In a ASR project, a boring part is the creation of a speech dataset. This script makes the dictation of a set of transcriptions easier. It was initially developed as a tool in my GSoC project.
pip install sounddevice
We assume that there is a folder that contains a set of texts for dictation. At first, it displays the next text to be dictated, it waits for some seconds and then it starts the recording.
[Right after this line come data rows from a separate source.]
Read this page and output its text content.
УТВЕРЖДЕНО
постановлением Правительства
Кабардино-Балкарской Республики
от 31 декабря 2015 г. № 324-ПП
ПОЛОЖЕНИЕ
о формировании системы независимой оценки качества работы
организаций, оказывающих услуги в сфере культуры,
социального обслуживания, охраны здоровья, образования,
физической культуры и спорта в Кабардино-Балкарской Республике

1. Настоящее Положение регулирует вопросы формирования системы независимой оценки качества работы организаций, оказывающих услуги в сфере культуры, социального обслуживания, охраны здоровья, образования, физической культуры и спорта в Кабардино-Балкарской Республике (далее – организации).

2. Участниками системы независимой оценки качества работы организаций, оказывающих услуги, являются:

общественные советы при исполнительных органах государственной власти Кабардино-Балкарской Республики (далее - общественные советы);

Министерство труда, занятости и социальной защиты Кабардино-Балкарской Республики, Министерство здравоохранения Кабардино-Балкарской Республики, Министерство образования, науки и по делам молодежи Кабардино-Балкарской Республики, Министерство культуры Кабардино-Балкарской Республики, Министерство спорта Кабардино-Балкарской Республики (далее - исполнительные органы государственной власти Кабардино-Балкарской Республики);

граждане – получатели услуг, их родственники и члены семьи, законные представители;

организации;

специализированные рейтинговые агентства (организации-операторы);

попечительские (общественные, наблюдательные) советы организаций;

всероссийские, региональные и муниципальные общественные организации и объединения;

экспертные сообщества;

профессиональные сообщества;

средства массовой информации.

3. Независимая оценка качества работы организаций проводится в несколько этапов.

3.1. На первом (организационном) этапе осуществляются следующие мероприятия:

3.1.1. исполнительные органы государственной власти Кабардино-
When the user finishes the curent recording, he presses Ctrl+C
and the file is saved automatically as a .wav file.
$ python recorder.py -h
usage: recorder.py [-h] --output OUTPUT --input INPUT --rate RATE --channels
CHANNELS [--delay DELAY]
Tool for recording a speech dataset quickly.
optional arguments:
-h, --help show this help message and exit
required arguments:
--output OUTPUT Folder to save the files
--input INPUT Folder that contains the input transcriptions
--rate RATE Sample rate to be used
--channels CHANNELS Number of channels to be used
optional_arguments:
--delay DELAY Delay until recording starts
For example, if we have two transcriptions in data
folder, in order to dictate them in Sphinx format we do the following:
$ python recorder.py --output wav --input data/ --rate 16000 --channels 1 --delay 2
press n to record data/data_0 or q to quit
n
Text to dictate:
test1
Recording...
press Ctrl+C to stop the recording
^C
Recording finished: 'wav/data_0.wav'
press n to record data/data_1 or q to quit
n
Text to dictate:
test2
Recording...
press Ctrl+C to stop the recording
^C
Recording finished: 'wav/data_1.wav'
This tool is licensed under the MIT License.